Les évaluations affichent 88,9 %, un résultat mesuré sur les cibles de variables et d’échéances étudiées. Aurora 1.5 dépasse l’ensemble dynamique d’ECMWF sur cette proportion de cibles. La comparaison porte sur le géopotentiel, la température et l’humidité en altitude, ainsi que sur cinq variables de surface. L’équipe a aussi évalué les cyclones tropicaux de 2024 et 2025. Aurora 1.5 a réduit les erreurs de trajectoire par rapport au modèle Aurora original. La médiane de l’ensemble atteint une baisse d’environ un tiers au cinquième jour. Pour l’ouragan Helene, les trajectoires probabilistes ont enveloppé la trajectoire vérifiée dans l’exemple présenté par Microsoft.
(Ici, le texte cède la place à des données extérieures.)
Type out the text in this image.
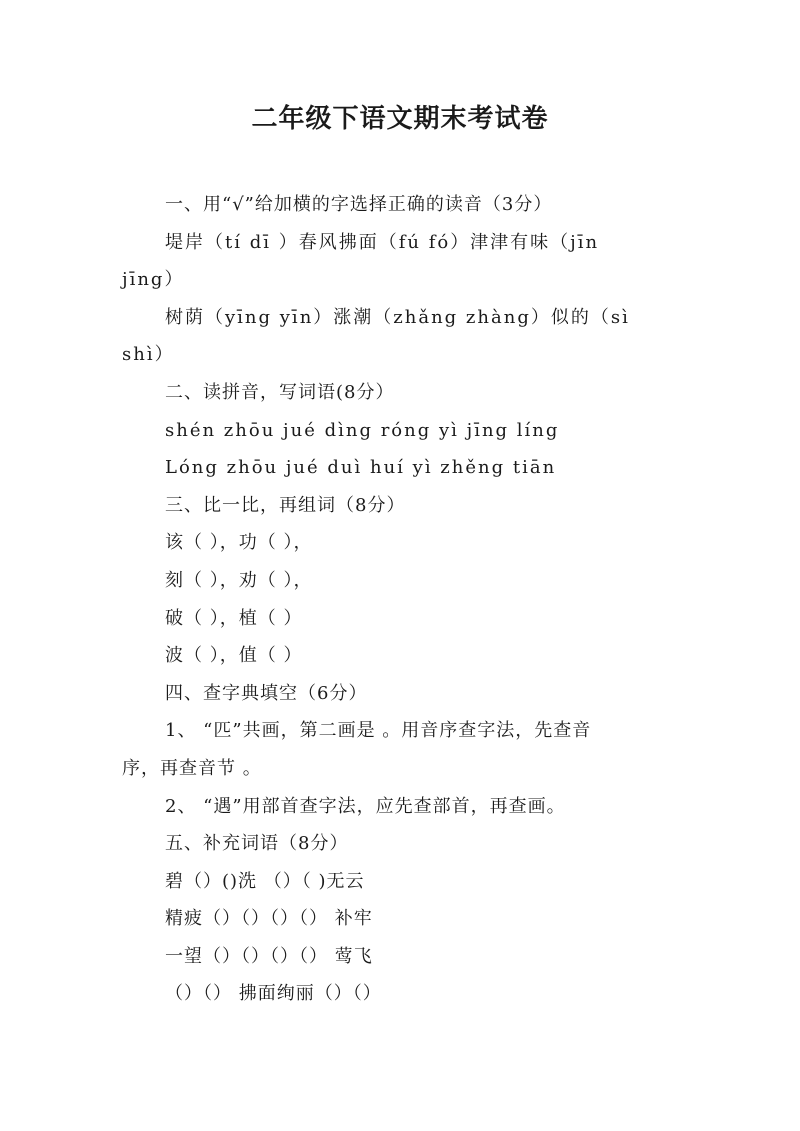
二年级下语文期末考试卷
一、用“√”给加横的字选择正确的读音（3分）
堤岸（tí dī ）春风拂面（fú fó）津津有味（jīn
jīng）
树荫（yīng yīn）涨潮（zhǎng zhàng）似的（sì
shì）
二、读拼音，写词语(8分）
shén zhōu jué dìng róng yì jīng líng
Lóng zhōu jué duì huí yì zhěng tiān
三、比一比，再组词（8分）
该（ ），功（ ），
刻（ ），劝（ ），
破（ ），植（ ）
波（ ），值（ ）
四、查字典填空（6分）
1、 “匹”共画，第二画是 。用音序查字法，先查音
序，再查音节 。
2、 “遇”用部首查字法，应先查部首，再查画。
五、补充词语（8分）
碧（）()洗 （）（ )无云
精疲（）（）（）（） 补牢
一望（）（）（）（） 莺飞
（）（） 拂面绚丽（）（）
Aurora relie recherche et opérations

Les usages dépassent la météo, avec des travaux menés par Terradot, l’AI for Good Lab et le Microsoft Research Accelerator. Leur projet TerraNova utilise des représentations météo dérivées d’Aurora pour estimer et optimiser le retrait du dioxyde de carbone par altération accélérée des roches. Microsoft indique aussi qu’Aurora est exploré avec le Met Office britannique. Cette collaboration étudie l’utilisation de modèles de fondation avec des systèmes établis fondés sur la physique. L’objectif présenté consiste à soutenir des informations climatiques et des décisions plus flexibles, sans remplacer la science des prévisions. Microsoft rappelle que l’évaluation, la transparence et l’expertise métier restent nécessaires pour un déploiement responsable.

Microsoft Weather structure l’accès, en reliant Aurora 1.5 à Microsoft Foundry, Planetary Computer Pro, des compétences d’agents et des services Azure. Cette architecture associe modèles, données géospatiales, infrastructure et flux de travail appliqués. BKW utilise Aurora 1.5 avec des modèles météo opérationnels existants de Microsoft. L’entreprise l’emploie pour des opérations énergétiques liées à la production dépendante de la météo, à la planification d’infrastructures et aux données environnementales. Microsoft prévoit aussi d’étendre ce travail dans les prochains mois avec des modèles météo spécialisés pour les entreprises. Ces modèles doivent répondre à des besoins de qualité, de vitesse, d’incertitude et d’aide à la décision opérationnelle.